If your company has fallen on hard times in recent years, you’re not alone. The recession of the late 2000s affected everyone, from small businesses to large corporations. Among other issues, your good credit standing with credit bureaus such as Dun & Bradstreet, Experian, and Equifax may have taken a hit. Lending institutions rely on business reports from these bureaus to determine the creditworthiness of companies seeking loans; and potential suppliers, clients, and partners may also purchase credit bureau reports to help them decide whether to do business with your company. So maintaining a good score is crucial for your company’s future prospects.
What can you do to repair your credit standing? First of all, obtain reports about your company from the major bureaus. Apart from those mentioned above, TransUnion, Cortera, ClientChecker, and a few others all may have information on your company. Make sure that the information in these reports is accurate and up-to-date, and fix any errors promptly. And if you are the business owner or a principal, then ensure that your personal credit score is calculated accurately as well. Individual credit reports in the United States (and many other countries worldwide) are compiled by Experian, Equifax, and TransUnion; contact all three bureaus, get copies of your individual credit reports, and report errors.
Make sure that any existing lines of credit that your company has access to remain open. Larger banks, themselves facing financial difficulties, have been canceling or capping lines of credit for individuals as well as small businesses. A closed credit card account or capped line of credit may be perceived as a negative event by a potential lender or partner. If you’ve had any closures, talk with your bank about reestablishing these lines of credit; banks are eager for business from reliable clients, and you may be able to work out an arrangement.
If your bank has informed you that it about to cancel your company credit card or line of credit, try to preempt this; you can offer to temporarily prepay against a credit card, or put up a certificate of deposit as security. Even if you will need this money for other purposes, at least you may be able to buy some time.
If you can, take out a loan, even a small one, even if you don’t need one. If you have delinquent loans on your business credit report, or a history of late payments, then taking out a new loan and making timely payments will boost your score. If a major bank won’t give you a loan, then explore microloan programs, which lend amounts as small as $500 to entrepreneurs and small businesses. Microloan programs have become widespread in the developing world, helping rural entrepreneurs establish themselves in small businesses; these programs have met with varying degrees of success. More recently, the idea has caught on the developed world. Grameen Bank and Accion USA are two organizations that provide microloans in the United States; the VanCity Credit Union has established a program of peer lending in Vancouver and elsewhere in Canada. And the Israeli Free Loan Association has lent over $100 million in the past twenty years to Israeli citizens.
Take a close look at your own receivables. Businesses that collect outstanding payments within 45 days are more attractive to lenders than businesses offering 120-day terms.

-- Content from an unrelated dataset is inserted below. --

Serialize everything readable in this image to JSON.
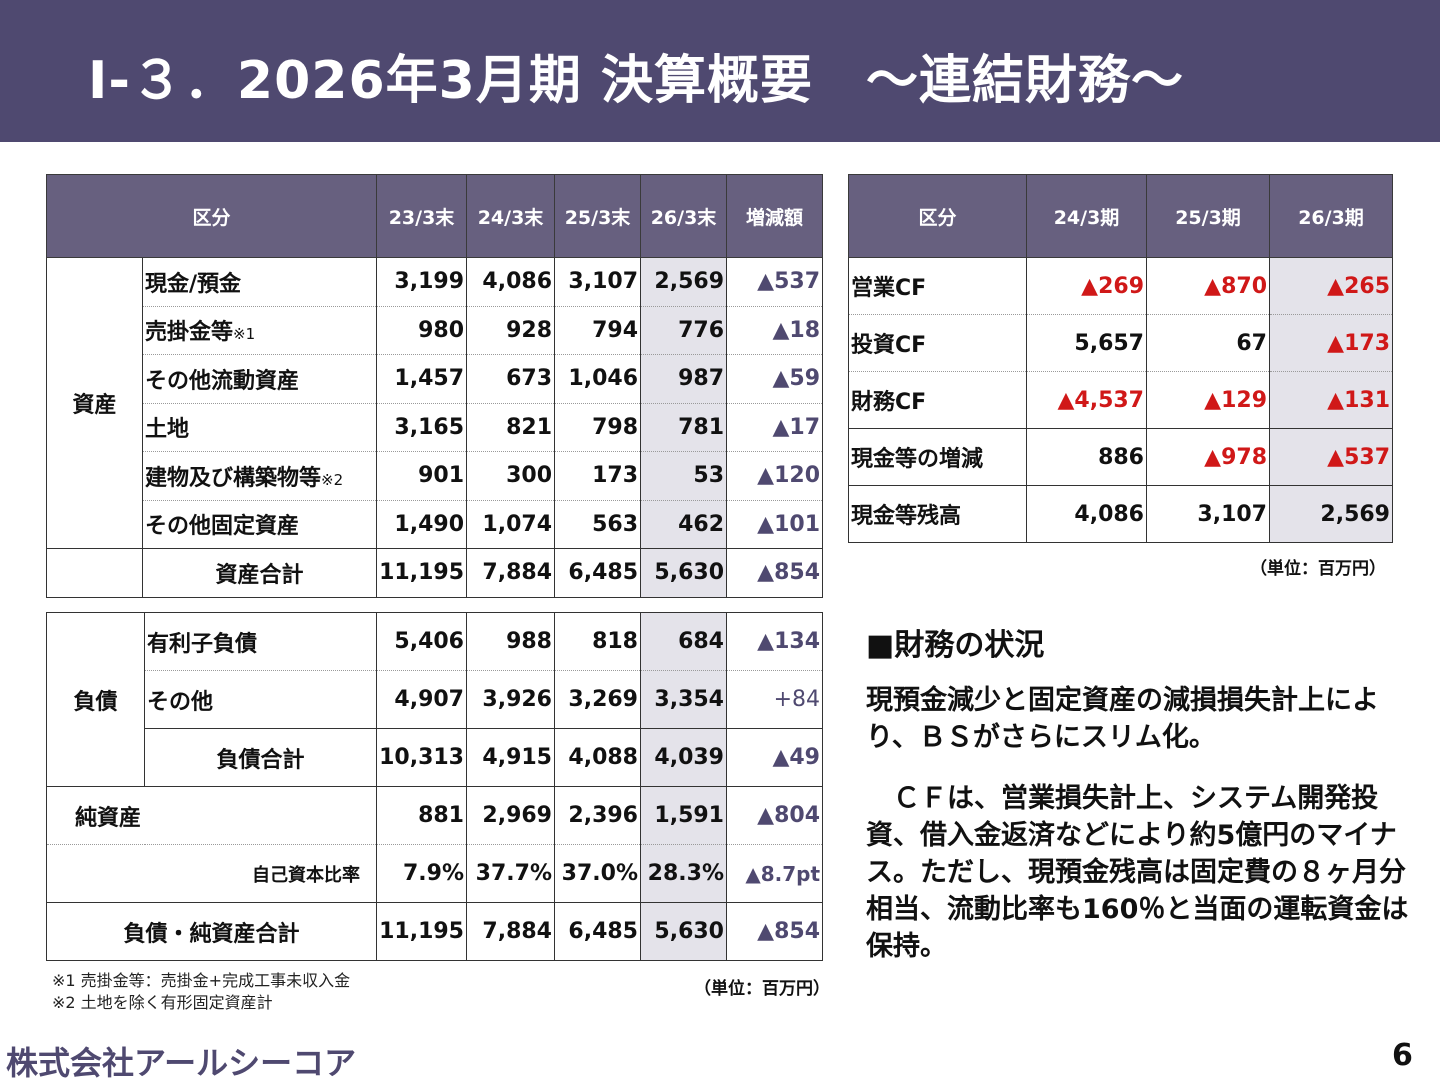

You don’t want to lose your best customers by tightening up your collection policies, but examine your customer records and see where you might be able to speed up payments. Some of your customers may be having credit problems of their own; you can point out to these customers that, if they can show that they are paying off their invoices more promptly, their own credit scores will likely improve.
And if you are having trouble making payments to vendors, the most important thing is to communicate. You want to forestall a vendor from sending your account to a collection agency, or otherwise reporting your inability to pay. If you are fully communicative about your outstanding debt and propose renegotiating payment terms such that the amount can eventually be paid off in full, most vendors will be only too happy to at least consider your proposal. Debts that are delinquent, from accounts that have gone silent or disappeared, are rarely repaid in full, if they are paid at all. And a collection agency will keep a substantial percentage of any money it is able to extract from a delinquent account. Your vendor would much prefer to deal directly with you about your debt, especially if you’ve had good relations in the past.
Redo your business plan. Business plans are not just for start-ups; they can be living documents, reflecting how a company responds to changing circumstances. If you map out precisely how your company will see its way through a current crisis — how a new loan will be allocated, for instance — a lending institution will believe that you are committed to the future success of your business, not just looking for a quick way out of a financial crunch.
Financial difficulties can arise in any circumstances, for any number of reasons. However, it’s important to remember that there are steps you can take to improve your company’s credit standing, and restore the confidence of suppliers and other partners.